Originally from a Methodist background, by the age of twenty-one Holmes had thrown off all religious shackles. Always of smart appearance he was a ‘gentleman’ of quiet charm and unfailing kindness. He had an exceptional talent for playing the piano which saw him through many difficult times in his life; he was fascinated by history, and he loved poetry. Despite early financial difficulties, lessons on investing learned around the camp fire in Mozambique resulted in considerable success on the stock exchange. Holmes died of bronchial pneumonia on 20 September 1965 at Bolingbroke Hospital, Battersea, leaving everything to his beloved wife, Doris, who survived him by twenty years, but nothing to his son, Geoffrey.
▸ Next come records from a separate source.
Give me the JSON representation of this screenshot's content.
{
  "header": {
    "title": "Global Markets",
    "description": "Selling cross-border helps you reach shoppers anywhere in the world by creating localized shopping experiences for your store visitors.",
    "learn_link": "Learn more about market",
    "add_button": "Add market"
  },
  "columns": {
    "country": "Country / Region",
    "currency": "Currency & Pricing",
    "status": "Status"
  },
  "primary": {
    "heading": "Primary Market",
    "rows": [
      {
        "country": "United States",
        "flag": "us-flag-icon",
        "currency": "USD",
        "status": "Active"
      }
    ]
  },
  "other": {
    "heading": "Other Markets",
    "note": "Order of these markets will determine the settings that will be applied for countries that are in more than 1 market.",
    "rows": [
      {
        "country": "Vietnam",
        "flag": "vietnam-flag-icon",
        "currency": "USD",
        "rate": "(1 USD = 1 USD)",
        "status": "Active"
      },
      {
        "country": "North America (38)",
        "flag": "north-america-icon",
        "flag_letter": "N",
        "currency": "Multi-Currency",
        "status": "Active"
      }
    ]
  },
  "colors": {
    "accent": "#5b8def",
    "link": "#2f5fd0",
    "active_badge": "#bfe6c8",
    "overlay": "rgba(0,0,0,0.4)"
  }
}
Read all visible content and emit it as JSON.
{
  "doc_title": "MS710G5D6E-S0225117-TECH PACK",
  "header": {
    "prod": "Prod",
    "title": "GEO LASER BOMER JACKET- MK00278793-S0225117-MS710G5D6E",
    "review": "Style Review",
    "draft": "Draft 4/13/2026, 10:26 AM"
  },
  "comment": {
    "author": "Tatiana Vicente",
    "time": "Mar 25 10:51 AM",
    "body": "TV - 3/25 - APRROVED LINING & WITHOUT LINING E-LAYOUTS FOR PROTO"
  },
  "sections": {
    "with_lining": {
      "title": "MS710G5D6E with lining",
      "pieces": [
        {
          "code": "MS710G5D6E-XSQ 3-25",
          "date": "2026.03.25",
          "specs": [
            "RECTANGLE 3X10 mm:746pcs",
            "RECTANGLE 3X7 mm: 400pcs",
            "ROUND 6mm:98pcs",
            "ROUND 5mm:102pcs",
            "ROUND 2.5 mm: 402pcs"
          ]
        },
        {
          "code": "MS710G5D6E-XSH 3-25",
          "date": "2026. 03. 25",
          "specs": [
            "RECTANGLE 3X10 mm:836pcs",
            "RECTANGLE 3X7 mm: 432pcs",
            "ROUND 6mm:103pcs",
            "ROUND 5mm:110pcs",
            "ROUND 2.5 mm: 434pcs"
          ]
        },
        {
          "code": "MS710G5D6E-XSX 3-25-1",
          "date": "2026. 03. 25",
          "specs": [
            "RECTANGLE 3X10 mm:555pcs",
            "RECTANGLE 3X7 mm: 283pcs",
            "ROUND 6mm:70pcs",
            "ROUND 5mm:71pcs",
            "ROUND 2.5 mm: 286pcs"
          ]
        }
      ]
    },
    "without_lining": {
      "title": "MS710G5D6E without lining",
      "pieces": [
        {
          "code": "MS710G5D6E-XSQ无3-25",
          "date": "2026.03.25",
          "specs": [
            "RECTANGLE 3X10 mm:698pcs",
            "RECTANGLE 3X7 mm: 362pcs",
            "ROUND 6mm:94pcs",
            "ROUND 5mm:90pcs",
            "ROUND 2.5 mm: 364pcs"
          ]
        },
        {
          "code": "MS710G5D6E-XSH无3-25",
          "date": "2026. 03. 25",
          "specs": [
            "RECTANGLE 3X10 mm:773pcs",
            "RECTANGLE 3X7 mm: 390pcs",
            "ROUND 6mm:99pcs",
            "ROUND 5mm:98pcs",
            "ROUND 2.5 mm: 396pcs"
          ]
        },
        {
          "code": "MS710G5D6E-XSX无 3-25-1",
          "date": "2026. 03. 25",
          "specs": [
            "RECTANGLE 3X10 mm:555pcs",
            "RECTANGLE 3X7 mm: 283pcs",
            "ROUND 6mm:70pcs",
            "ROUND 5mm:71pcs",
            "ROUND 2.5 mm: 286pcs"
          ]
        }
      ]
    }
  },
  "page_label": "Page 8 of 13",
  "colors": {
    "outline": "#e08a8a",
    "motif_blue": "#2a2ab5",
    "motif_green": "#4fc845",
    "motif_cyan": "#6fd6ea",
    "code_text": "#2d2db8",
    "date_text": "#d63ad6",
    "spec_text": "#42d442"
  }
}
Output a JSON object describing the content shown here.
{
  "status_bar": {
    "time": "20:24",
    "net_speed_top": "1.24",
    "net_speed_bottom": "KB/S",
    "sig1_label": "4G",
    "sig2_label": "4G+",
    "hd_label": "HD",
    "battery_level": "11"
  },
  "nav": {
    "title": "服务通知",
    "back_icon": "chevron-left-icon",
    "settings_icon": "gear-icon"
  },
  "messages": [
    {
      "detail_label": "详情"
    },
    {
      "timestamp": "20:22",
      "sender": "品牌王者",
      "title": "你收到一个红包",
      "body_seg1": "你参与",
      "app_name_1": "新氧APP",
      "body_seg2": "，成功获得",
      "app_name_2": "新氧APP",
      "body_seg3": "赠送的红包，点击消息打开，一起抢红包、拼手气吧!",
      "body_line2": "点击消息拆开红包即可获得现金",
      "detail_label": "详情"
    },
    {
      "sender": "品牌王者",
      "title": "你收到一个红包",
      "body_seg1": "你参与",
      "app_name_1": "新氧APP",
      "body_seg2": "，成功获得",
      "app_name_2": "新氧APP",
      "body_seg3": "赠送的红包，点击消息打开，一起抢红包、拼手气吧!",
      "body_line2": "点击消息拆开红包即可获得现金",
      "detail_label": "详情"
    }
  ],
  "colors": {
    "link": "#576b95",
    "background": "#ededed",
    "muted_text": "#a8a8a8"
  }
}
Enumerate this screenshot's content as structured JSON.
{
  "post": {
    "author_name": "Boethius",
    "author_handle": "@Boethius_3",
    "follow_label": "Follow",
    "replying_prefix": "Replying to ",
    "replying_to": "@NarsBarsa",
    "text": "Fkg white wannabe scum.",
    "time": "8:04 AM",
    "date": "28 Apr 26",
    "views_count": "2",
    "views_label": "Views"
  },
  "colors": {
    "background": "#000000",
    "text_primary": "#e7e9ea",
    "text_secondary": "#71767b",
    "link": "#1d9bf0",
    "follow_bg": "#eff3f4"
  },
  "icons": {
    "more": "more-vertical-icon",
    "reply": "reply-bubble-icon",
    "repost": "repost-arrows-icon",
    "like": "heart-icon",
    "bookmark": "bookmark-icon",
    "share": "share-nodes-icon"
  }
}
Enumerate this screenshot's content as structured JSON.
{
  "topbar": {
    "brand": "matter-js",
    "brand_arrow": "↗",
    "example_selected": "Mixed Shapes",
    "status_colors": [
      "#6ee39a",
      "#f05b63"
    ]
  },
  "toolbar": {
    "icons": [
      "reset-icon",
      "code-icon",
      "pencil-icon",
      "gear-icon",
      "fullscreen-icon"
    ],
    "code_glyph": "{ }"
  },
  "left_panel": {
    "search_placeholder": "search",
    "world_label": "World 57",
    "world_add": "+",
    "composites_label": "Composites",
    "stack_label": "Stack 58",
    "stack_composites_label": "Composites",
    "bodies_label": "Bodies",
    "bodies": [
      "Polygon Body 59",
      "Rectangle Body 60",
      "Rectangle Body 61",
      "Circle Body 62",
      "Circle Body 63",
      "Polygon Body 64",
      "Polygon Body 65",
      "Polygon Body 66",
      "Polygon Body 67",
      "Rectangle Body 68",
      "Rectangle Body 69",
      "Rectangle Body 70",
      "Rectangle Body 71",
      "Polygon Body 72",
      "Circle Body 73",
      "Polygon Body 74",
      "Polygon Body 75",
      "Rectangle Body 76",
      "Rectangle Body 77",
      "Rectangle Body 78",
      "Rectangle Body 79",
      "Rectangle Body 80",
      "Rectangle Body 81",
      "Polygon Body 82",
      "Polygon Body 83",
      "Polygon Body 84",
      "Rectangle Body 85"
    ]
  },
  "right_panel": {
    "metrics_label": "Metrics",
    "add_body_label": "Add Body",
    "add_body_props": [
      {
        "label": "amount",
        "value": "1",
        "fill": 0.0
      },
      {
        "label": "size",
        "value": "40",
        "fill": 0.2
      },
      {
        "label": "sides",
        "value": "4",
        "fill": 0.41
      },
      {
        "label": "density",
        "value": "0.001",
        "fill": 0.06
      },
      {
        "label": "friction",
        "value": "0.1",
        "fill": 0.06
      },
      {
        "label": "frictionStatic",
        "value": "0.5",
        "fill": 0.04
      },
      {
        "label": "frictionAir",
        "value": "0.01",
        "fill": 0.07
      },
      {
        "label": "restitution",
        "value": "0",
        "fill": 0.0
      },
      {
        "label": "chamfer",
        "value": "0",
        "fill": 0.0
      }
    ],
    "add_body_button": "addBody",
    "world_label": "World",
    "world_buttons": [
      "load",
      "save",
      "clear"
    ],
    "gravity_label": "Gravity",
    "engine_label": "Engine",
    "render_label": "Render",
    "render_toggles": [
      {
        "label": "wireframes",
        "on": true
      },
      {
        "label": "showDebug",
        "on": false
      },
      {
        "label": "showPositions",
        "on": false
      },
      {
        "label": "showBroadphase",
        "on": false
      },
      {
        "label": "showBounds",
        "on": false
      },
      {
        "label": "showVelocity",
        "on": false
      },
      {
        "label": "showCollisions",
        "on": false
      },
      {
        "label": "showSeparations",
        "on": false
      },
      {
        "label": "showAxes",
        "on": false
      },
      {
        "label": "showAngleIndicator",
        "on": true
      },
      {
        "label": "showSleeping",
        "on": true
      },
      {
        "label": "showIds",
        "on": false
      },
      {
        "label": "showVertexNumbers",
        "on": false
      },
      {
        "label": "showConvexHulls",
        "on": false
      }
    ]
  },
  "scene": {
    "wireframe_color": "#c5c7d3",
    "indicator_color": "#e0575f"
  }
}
From the Oxford Dictionary of National Biography, by Cherry L.E. Lewis, sourced 2 February 2017.
Arrangement
The original ordering into files by Cherry Lewis has been retained, with the material being in two broad sections concerning Holmes's correspondence and then background about him, and his second wife Doris.
Access Information
The collection has not yet been sorted or catalogued. For this reason, it is not normally possible to consult the collection.
Open for consultation.
Acquisition Information
Given by Cherry Lewis, 18 January 2017, Acc No Misc. 2016/17:72.
Other Finding Aids
Online catalogue, available at online catalogue
Conditions Governing Use
Permission to make any published use of material from the collection must be sought in advance from the Sub-Librarian, Special Collections (e-mail PG.Library@durham.ac.uk) and, where appropriate, from the copyright owner. The Library will assist where possible with identifying copyright owners, but responsibility for ensuring copyright clearance rests with the user of the material.
Appraisal Information
The original integrity of the collection has been maintained.
Accruals
None anticipated, but Cherry Lewis may produce more.